Now we’re well into the twenty-first century, and all that bad old history has gone away—or so most people think: the centenary of the First World War has no lessons for us, so we’ll just do a national commemoration of Our Glorious Dead and move on to more relevant things. There are two things wrong with that approach. One is that being dead isn’t glorious. The other is that the system that produced those old wars and consumed all those lives isn’t dead at all. It has been under serious pressure for a long time now and it is in retreat, but it is still capable of tumbling us all into horror. It is right to remember the dead, even if the anguish of the time has dwindled to a distant regret, but it is also necessary to remember what really killed them.

The truth is that this country, a century ago, sent hundreds of thousands of its young citizens to another continent to kill and be killed by strangers who had no designs on Canada, in a war that posed no threat to this country. The reasons that our forebears gave themselves for doing this sound hollow now, but we did it again in 1939, and the reasons for doing that still sound plausible to most of us. And it has got to be a habit: there have been Canadian troops abroad in military (that is,
not
peacekeeping) roles for all but twenty years of the past century.

Because it has actually happened, it seems normal and natural that it should have happened, but in fact
no
other country in the Americas has done this, not even the United States. Since 1945 the Americans, as the world’s greatest power, have always had troops
overseas, but before that they were much more reluctant to fight in other continents than we were. Canada was involved in both world wars from the start, a total of more than ten years; the United States was at war for only five of those years. In the First World War, the United States lost 116,000 dead; Canada lost 60,000, out of a population that was less than one-twelfth the size.

Faced with these bizarre statistics, the temptation is to lurch to one of two extreme positions. Either you can argue (and lots of people do) that this glorious sacrifice was necessary to preserve our freedom and that the disparity in numbers simply proves that our sacrifice was more glorious than that of the Americans. Or you can denounce Canada’s entire military history in modern times as a shamefully stupid blunder into which the naive Canadians were lured by cunning British and American imperialists and/or wicked capitalists. The defect in the former position is that the freedom of Canadians was never at risk, and the fault in the latter position is that it assumes that the people running Canada were as dumb as bricks.

They weren’t. They were intelligent, reasonably well-informed people who had to operate, as most politicians always do, within economic, political and legal constraints that they could bend a bit, perhaps, but could not ignore. They were far more reluctant to spend the lives of Canadian soldiers than posterity has admitted. As time passed, they also learned a great deal about the way the great-power game worked, which enabled them to be more effectively reluctant: only two-thirds as many Canadians were killed in the six years of the Second World War as in the four years of the First. And in the end, they acquired the experience and the insight to challenge the very basis of the great-power game, and to take a leading role in the attempt, still underway, to change the way the entire system works. In the course of a century we have been up and down the learning curve a couple of times—at the moment we’re a bit down—but it’s not a shameful record at all. We’re doing the best we can.

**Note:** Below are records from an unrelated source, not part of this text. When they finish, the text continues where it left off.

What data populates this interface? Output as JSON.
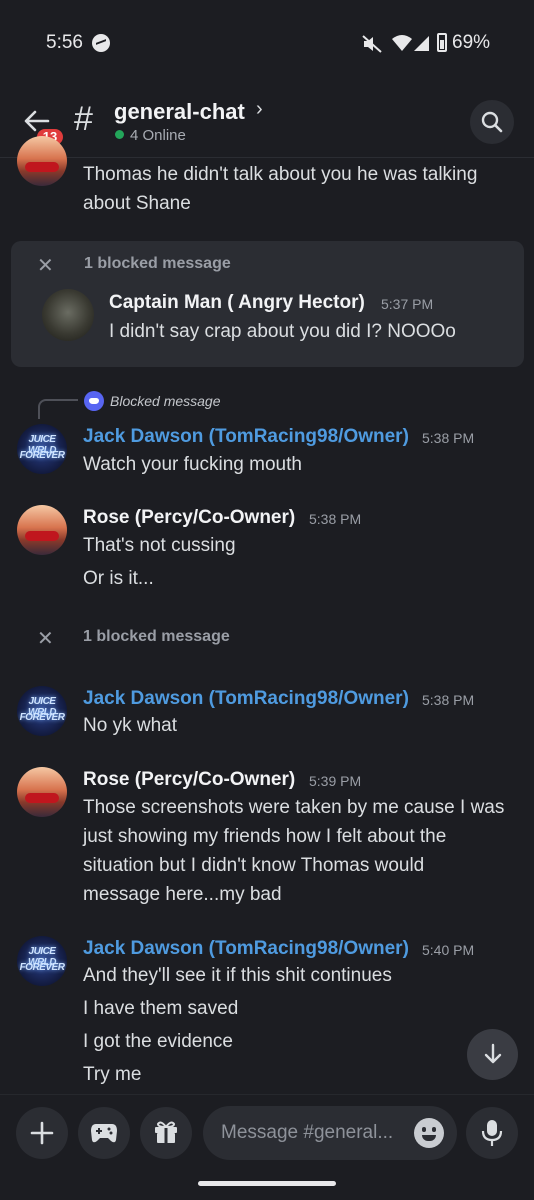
{
  "status_bar": {
    "time": "5:56",
    "battery": "69%"
  },
  "header": {
    "channel_name": "general-chat",
    "online": "4 Online",
    "back_badge": "13"
  },
  "messages": {
    "partial": {
      "lines": [
        "Thomas he didn't talk about you he was talking",
        "about Shane"
      ]
    },
    "blocked1": {
      "label": "1 blocked message",
      "author": "Captain Man ( Angry Hector)",
      "time": "5:37 PM",
      "text": "I didn't say crap about you did I? NOOOo"
    },
    "reply": {
      "label": "Blocked message"
    },
    "m1": {
      "author": "Jack Dawson (TomRacing98/Owner)",
      "time": "5:38 PM",
      "lines": [
        "Watch your fucking mouth"
      ]
    },
    "m2": {
      "author": "Rose (Percy/Co-Owner)",
      "time": "5:38 PM",
      "lines": [
        "That's not cussing",
        "Or is it..."
      ]
    },
    "blocked2": {
      "label": "1 blocked message"
    },
    "m3": {
      "author": "Jack Dawson (TomRacing98/Owner)",
      "time": "5:38 PM",
      "lines": [
        "No yk what"
      ]
    },
    "m4": {
      "author": "Rose (Percy/Co-Owner)",
      "time": "5:39 PM",
      "lines": [
        "Those screenshots were taken by me cause I was",
        "just showing my friends how I felt about the",
        "situation but I didn't know Thomas would",
        "message here...my bad"
      ]
    },
    "m5": {
      "author": "Jack Dawson (TomRacing98/Owner)",
      "time": "5:40 PM",
      "lines": [
        "And they'll see it if this shit continues",
        "I have them saved",
        "I got the evidence",
        "Try me"
      ]
    }
  },
  "avatar_text": {
    "juice_top": "JUICE WRLD",
    "juice_bottom": "FOREVER"
  },
  "composer": {
    "placeholder": "Message #general..."
  },
  "colors": {
    "background": "#1c1d22",
    "accent_blue": "#4f9be0",
    "online_green": "#23a55a",
    "badge_red": "#e03c3c",
    "discord_blurple": "#5865f2"
  }
}
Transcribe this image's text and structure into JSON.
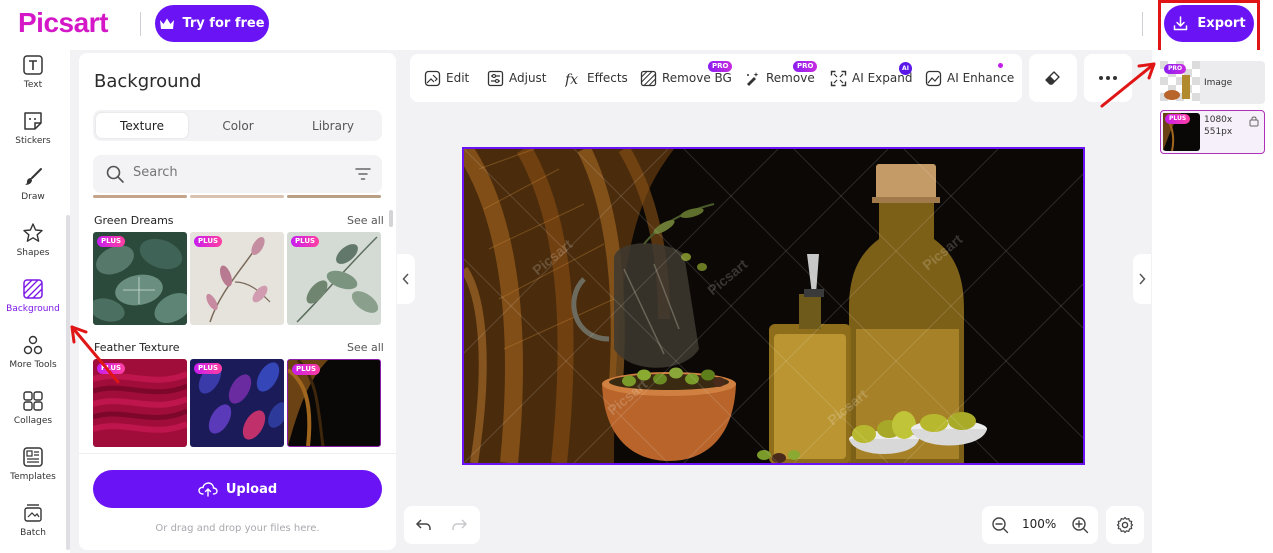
{
  "header": {
    "logo": "Picsart",
    "try_label": "Try for free",
    "export_label": "Export"
  },
  "rail": {
    "items": [
      {
        "label": "Text",
        "icon": "text-icon"
      },
      {
        "label": "Stickers",
        "icon": "sticker-icon"
      },
      {
        "label": "Draw",
        "icon": "brush-icon"
      },
      {
        "label": "Shapes",
        "icon": "star-icon"
      },
      {
        "label": "Background",
        "icon": "background-icon",
        "active": true
      },
      {
        "label": "More Tools",
        "icon": "more-tools-icon"
      },
      {
        "label": "Collages",
        "icon": "collage-icon"
      },
      {
        "label": "Templates",
        "icon": "templates-icon"
      },
      {
        "label": "Batch",
        "icon": "batch-icon"
      }
    ]
  },
  "panel": {
    "title": "Background",
    "tabs": [
      "Texture",
      "Color",
      "Library"
    ],
    "active_tab": "Texture",
    "search_placeholder": "Search",
    "sections": [
      {
        "title": "Green Dreams",
        "see_all": "See all",
        "badge": "PLUS"
      },
      {
        "title": "Feather Texture",
        "see_all": "See all",
        "badge": "PLUS"
      }
    ],
    "upload_label": "Upload",
    "drop_hint": "Or drag and drop your files here."
  },
  "toolbar": {
    "tools": [
      {
        "label": "Edit",
        "icon": "edit-image-icon"
      },
      {
        "label": "Adjust",
        "icon": "adjust-icon"
      },
      {
        "label": "Effects",
        "icon": "fx-icon"
      },
      {
        "label": "Remove BG",
        "icon": "remove-bg-icon",
        "badge": "PRO"
      },
      {
        "label": "Remove",
        "icon": "magic-eraser-icon",
        "badge": "PRO"
      },
      {
        "label": "AI Expand",
        "icon": "expand-icon",
        "badge": "AI"
      },
      {
        "label": "AI Enhance",
        "icon": "enhance-icon"
      }
    ]
  },
  "zoom": {
    "value": "100%"
  },
  "layers": {
    "image_label": "Image",
    "image_badge": "PRO",
    "bg_badge": "PLUS",
    "bg_size_line1": "1080x",
    "bg_size_line2": "551px"
  },
  "canvas": {
    "watermark": "Picsart"
  },
  "colors": {
    "accent": "#6a14f5",
    "logo": "#d418c8",
    "highlight": "#e01515"
  }
}
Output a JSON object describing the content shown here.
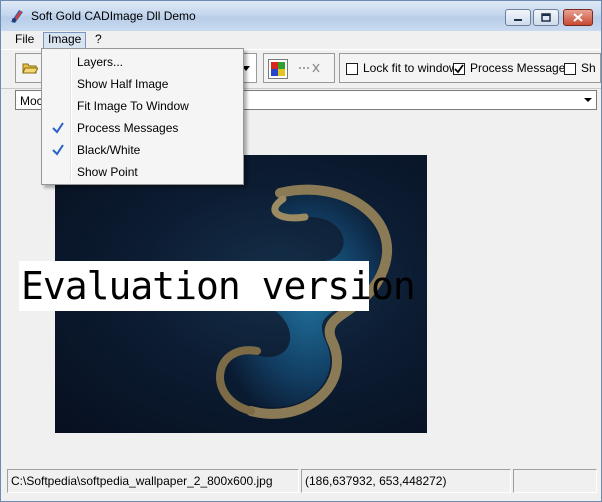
{
  "window": {
    "title": "Soft Gold CADImage Dll Demo"
  },
  "menubar": {
    "items": [
      {
        "label": "File"
      },
      {
        "label": "Image"
      },
      {
        "label": "?"
      }
    ]
  },
  "image_menu": {
    "items": [
      {
        "label": "Layers...",
        "checked": false
      },
      {
        "label": "Show Half Image",
        "checked": false
      },
      {
        "label": "Fit Image To Window",
        "checked": false
      },
      {
        "label": "Process Messages",
        "checked": true
      },
      {
        "label": "Black/White",
        "checked": true
      },
      {
        "label": "Show Point",
        "checked": false
      }
    ]
  },
  "toolbar": {
    "lock_fit_label": "Lock fit to window",
    "lock_fit_checked": false,
    "process_messages_label": "Process Messages",
    "process_messages_checked": true,
    "sh_label": "Sh",
    "sh_checked": false
  },
  "mode_combo": {
    "value": "Moc"
  },
  "canvas": {
    "watermark": "Evaluation version"
  },
  "statusbar": {
    "file_path": "C:\\Softpedia\\softpedia_wallpaper_2_800x600.jpg",
    "coordinates": "(186,637932, 653,448272)"
  },
  "colors": {
    "menu_check": "#2a62c9",
    "close_button": "#c74a32"
  }
}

Two last things. There are a great many quotes in this book from named people, but with no further source given. In almost all cases, these are taken from one of the hundred-plus interviews that were conducted in the course of making the films and writing the book. And although Tina Viljoen’s name is not on this book for contractual reasons, a tremendous amount of the work that went into it is hers. Actually, we originally agreed to do it as an excuse to stay together.